To elaborate, consider an extension of the above related experiment where there are three groups of participants:
- A "control" group with no distractions and equal proportions of "square-first" and "diamond-first" trials
- A "distracted" group listening to distracting music
- A "biased" group who experience more "square-first" trials than "diamond-first" trials
Presumably, the control group and distraction group should differ in terms of their slope, evaluated via:
#fit a model that contains no group-by-slope interaction m1 = lmer( response ~ (1|participant) + interval + group , family = binomial , REML = FALSE ) #fit a model that contains the groups-by-slope interaction m2 = lmer( response ~ (1|participant) + interval*group , family = binomial , REML = FALSE ) (AIC(m1)-AIC(m2)) #AIC-corrected log-base-e likelihood ratio
Furthermore, presumably the biased group will differ from the other groups on the shift of the function. If I am willing to assume that the groups don't differ in terms of slope, then the shift can be assessed in a manner similar to above by evaluating a group effect on the intercept:
#fit a model with no group effect on the intercept m3 = lmer( response ~ (1|participant) + 1 , family = binomial , REML = FALSE ) #fit a model with a group effect on the intercept m4 = lmer( response ~ (1|participant) + group , family = binomial , REML = FALSE ) (AIC(m1)-AIC(m2)) #AIC-corrected log-base-e likelihood ratio
However, this approach to evaluating effects on shift breaks down if you cannot assume that slopes are not also affected by your predictor variable. Sure you can evaluate the assumption of no-effect-on-slopes as described above, but this not only leaves you in the lurch when you do find an effect on slopes, it is susceptible to the same criticisms of other approaches to assumption tests. Finally, even with the assumption of equal slopes, presumably this is an assumption that the slopes are equal on average; variability in the slopes will cause analysis-of-intercepts-as-a-proxy-for-shift to have lower power relative to a direct analysis of shifts (because the variance of the intercepts will represent the combined variance of the slopes and shifts).
So, my questions are:
- Is there a link function that handles binomial data while also implementing the slope+shift parameterization?

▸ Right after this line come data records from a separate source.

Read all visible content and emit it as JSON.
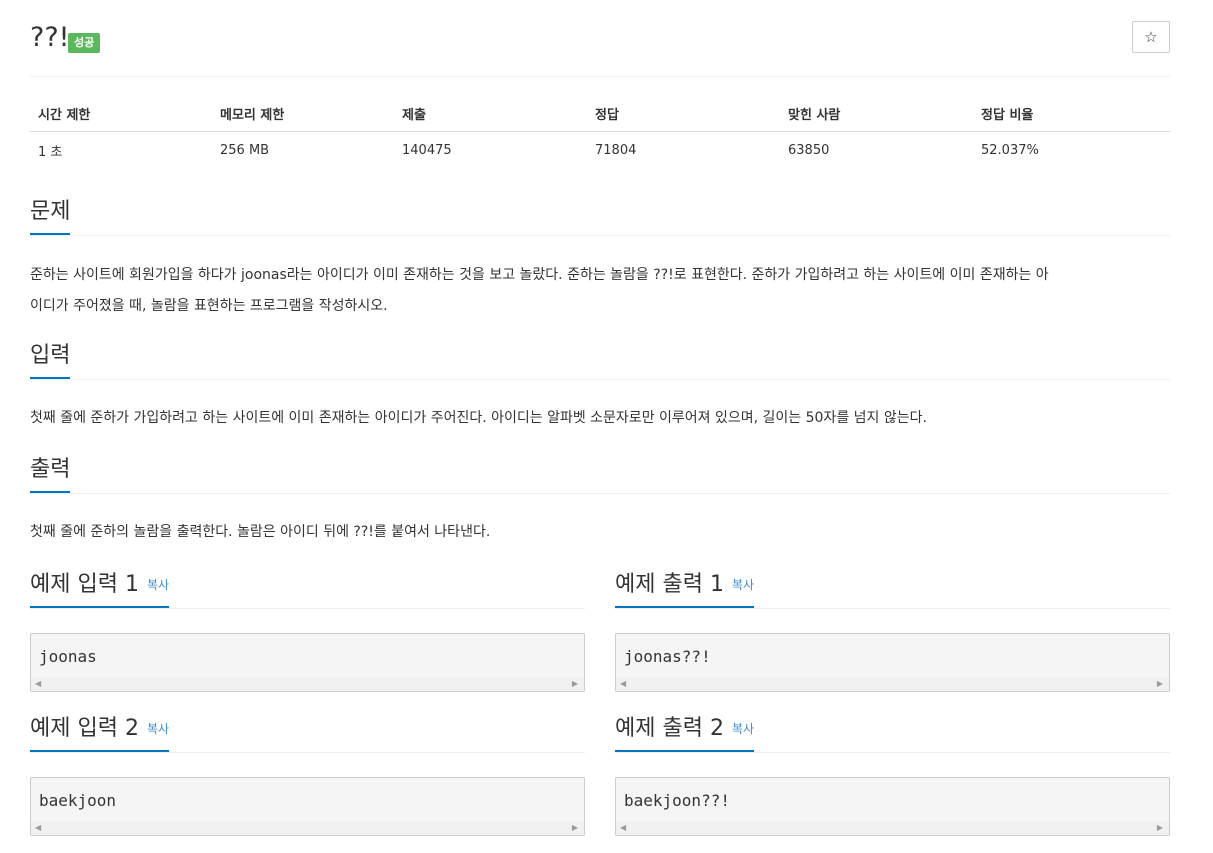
{
  "problem": {
    "title": "??!",
    "badge": "성공",
    "star_icon": "star-icon"
  },
  "info_table": {
    "headers": [
      "시간 제한",
      "메모리 제한",
      "제출",
      "정답",
      "맞힌 사람",
      "정답 비율"
    ],
    "values": [
      "1 초",
      "256 MB",
      "140475",
      "71804",
      "63850",
      "52.037%"
    ]
  },
  "sections": {
    "description": {
      "title": "문제",
      "line1": "준하는 사이트에 회원가입을 하다가 joonas라는 아이디가 이미 존재하는 것을 보고 놀랐다. 준하는 놀람을 ??!로 표현한다. 준하가 가입하려고 하는 사이트에 이미 존재하는 아",
      "line2": "이디가 주어졌을 때, 놀람을 표현하는 프로그램을 작성하시오."
    },
    "input": {
      "title": "입력",
      "text": "첫째 줄에 준하가 가입하려고 하는 사이트에 이미 존재하는 아이디가 주어진다. 아이디는 알파벳 소문자로만 이루어져 있으며, 길이는 50자를 넘지 않는다."
    },
    "output": {
      "title": "출력",
      "text": "첫째 줄에 준하의 놀람을 출력한다. 놀람은 아이디 뒤에 ??!를 붙여서 나타낸다."
    }
  },
  "samples": {
    "copy_label": "복사",
    "input1": {
      "title": "예제 입력 1",
      "code": "joonas"
    },
    "output1": {
      "title": "예제 출력 1",
      "code": "joonas??!"
    },
    "input2": {
      "title": "예제 입력 2",
      "code": "baekjoon"
    },
    "output2": {
      "title": "예제 출력 2",
      "code": "baekjoon??!"
    }
  },
  "colors": {
    "accent": "#0076c0",
    "badge_success": "#5cb85c",
    "link": "#428bca"
  }
}
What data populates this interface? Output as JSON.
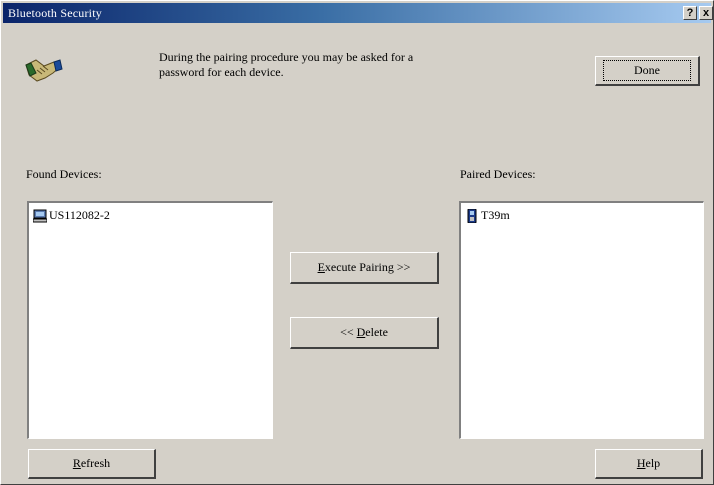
{
  "window": {
    "title": "Bluetooth Security",
    "help_glyph": "?",
    "close_glyph": "x"
  },
  "intro": {
    "text_line1": "During the pairing procedure you may be asked for a",
    "text_line2": "password for each device."
  },
  "buttons": {
    "done_label": "Done",
    "execute_pairing": {
      "mnemonic": "E",
      "rest": "xecute Pairing >>"
    },
    "delete": {
      "prefix": "<< ",
      "mnemonic": "D",
      "rest": "elete"
    },
    "refresh": {
      "mnemonic": "R",
      "rest": "efresh"
    },
    "help": {
      "mnemonic": "H",
      "rest": "elp"
    }
  },
  "found_devices": {
    "label": "Found Devices:",
    "items": [
      {
        "name": "US112082-2",
        "icon": "computer-icon"
      }
    ]
  },
  "paired_devices": {
    "label": "Paired Devices:",
    "items": [
      {
        "name": "T39m",
        "icon": "phone-icon"
      }
    ]
  },
  "colors": {
    "dialog_face": "#d4d0c8",
    "titlebar_start": "#0a246a",
    "titlebar_end": "#a6caf0",
    "listbox_bg": "#ffffff"
  }
}
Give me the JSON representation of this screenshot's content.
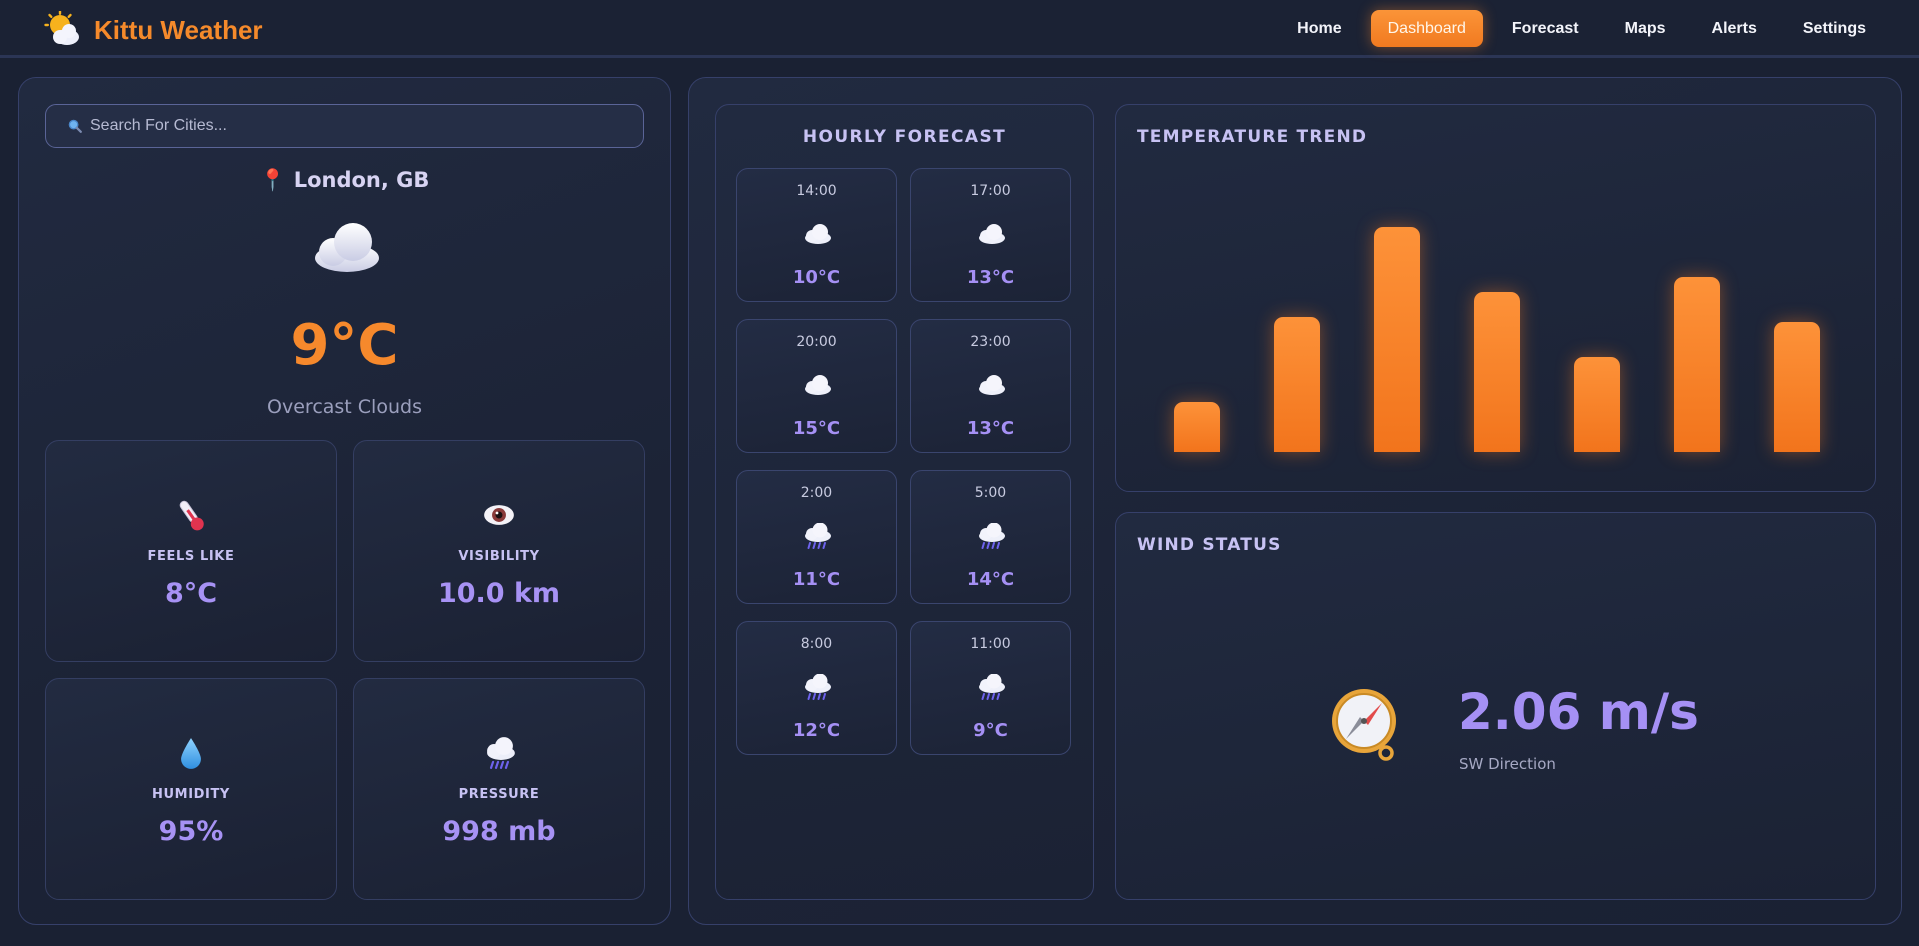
{
  "header": {
    "app_name": "Kittu Weather",
    "logo_icon": "sun-cloud-icon",
    "nav": [
      {
        "label": "Home",
        "active": false
      },
      {
        "label": "Dashboard",
        "active": true
      },
      {
        "label": "Forecast",
        "active": false
      },
      {
        "label": "Maps",
        "active": false
      },
      {
        "label": "Alerts",
        "active": false
      },
      {
        "label": "Settings",
        "active": false
      }
    ]
  },
  "current": {
    "search_placeholder": "Search For Cities...",
    "location": "London, GB",
    "icon": "cloud-icon",
    "temperature": "9°C",
    "description": "Overcast Clouds",
    "stats": [
      {
        "label": "FEELS LIKE",
        "value": "8°C",
        "icon": "thermometer-icon"
      },
      {
        "label": "VISIBILITY",
        "value": "10.0 km",
        "icon": "eye-icon"
      },
      {
        "label": "HUMIDITY",
        "value": "95%",
        "icon": "droplet-icon"
      },
      {
        "label": "PRESSURE",
        "value": "998 mb",
        "icon": "rain-cloud-icon"
      }
    ]
  },
  "hourly": {
    "title": "HOURLY FORECAST",
    "items": [
      {
        "time": "14:00",
        "temp": "10°C",
        "icon": "cloud-icon"
      },
      {
        "time": "17:00",
        "temp": "13°C",
        "icon": "cloud-icon"
      },
      {
        "time": "20:00",
        "temp": "15°C",
        "icon": "cloud-icon"
      },
      {
        "time": "23:00",
        "temp": "13°C",
        "icon": "cloud-icon"
      },
      {
        "time": "2:00",
        "temp": "11°C",
        "icon": "rain-cloud-icon"
      },
      {
        "time": "5:00",
        "temp": "14°C",
        "icon": "rain-cloud-icon"
      },
      {
        "time": "8:00",
        "temp": "12°C",
        "icon": "rain-cloud-icon"
      },
      {
        "time": "11:00",
        "temp": "9°C",
        "icon": "rain-cloud-icon"
      }
    ]
  },
  "trend": {
    "title": "TEMPERATURE TREND"
  },
  "wind": {
    "title": "WIND STATUS",
    "speed": "2.06 m/s",
    "direction": "SW Direction",
    "icon": "compass-icon"
  },
  "colors": {
    "accent": "#f58a2b",
    "value_purple": "#a590f4",
    "background": "#1a2133"
  },
  "chart_data": {
    "type": "bar",
    "categories": [
      "",
      "",
      "",
      "",
      "",
      "",
      ""
    ],
    "values": [
      10,
      27,
      45,
      32,
      19,
      35,
      26
    ],
    "ylim": [
      0,
      50
    ],
    "title": "",
    "grid": false
  }
}
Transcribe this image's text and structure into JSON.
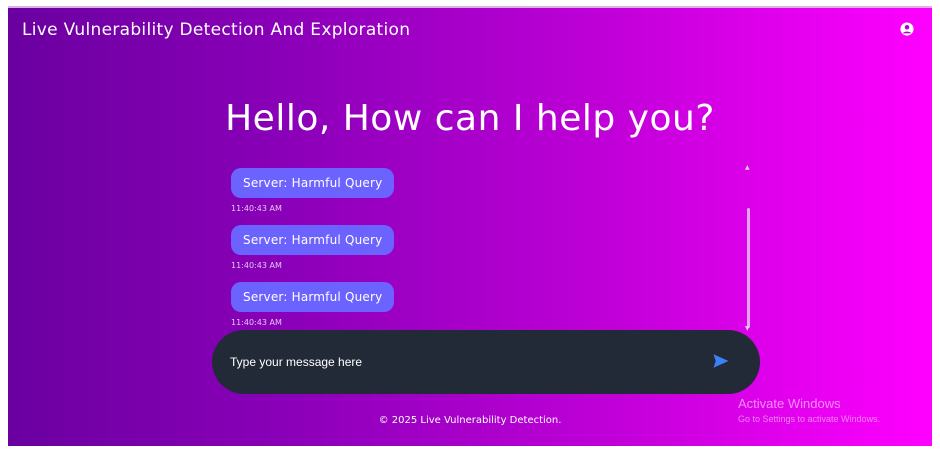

- Failing a "yes" answer to #1, any suggestions on how might I go about coding such a link function? I know how to code an MLE search given a single participant's response data across intervals in a single experimental condition, but I'm not sure how to scale this up to a link function that could be used to analyze data across groups of individuals and conditions.
P.S. I am aware that, given a set of maximum likelihood estimates for the slope and intercept parameter values, it is simply a matter of arithmetic to compute the ML estimate for the shift value. However, this does not pertain as it cannot be applied to the inferential procedures described above.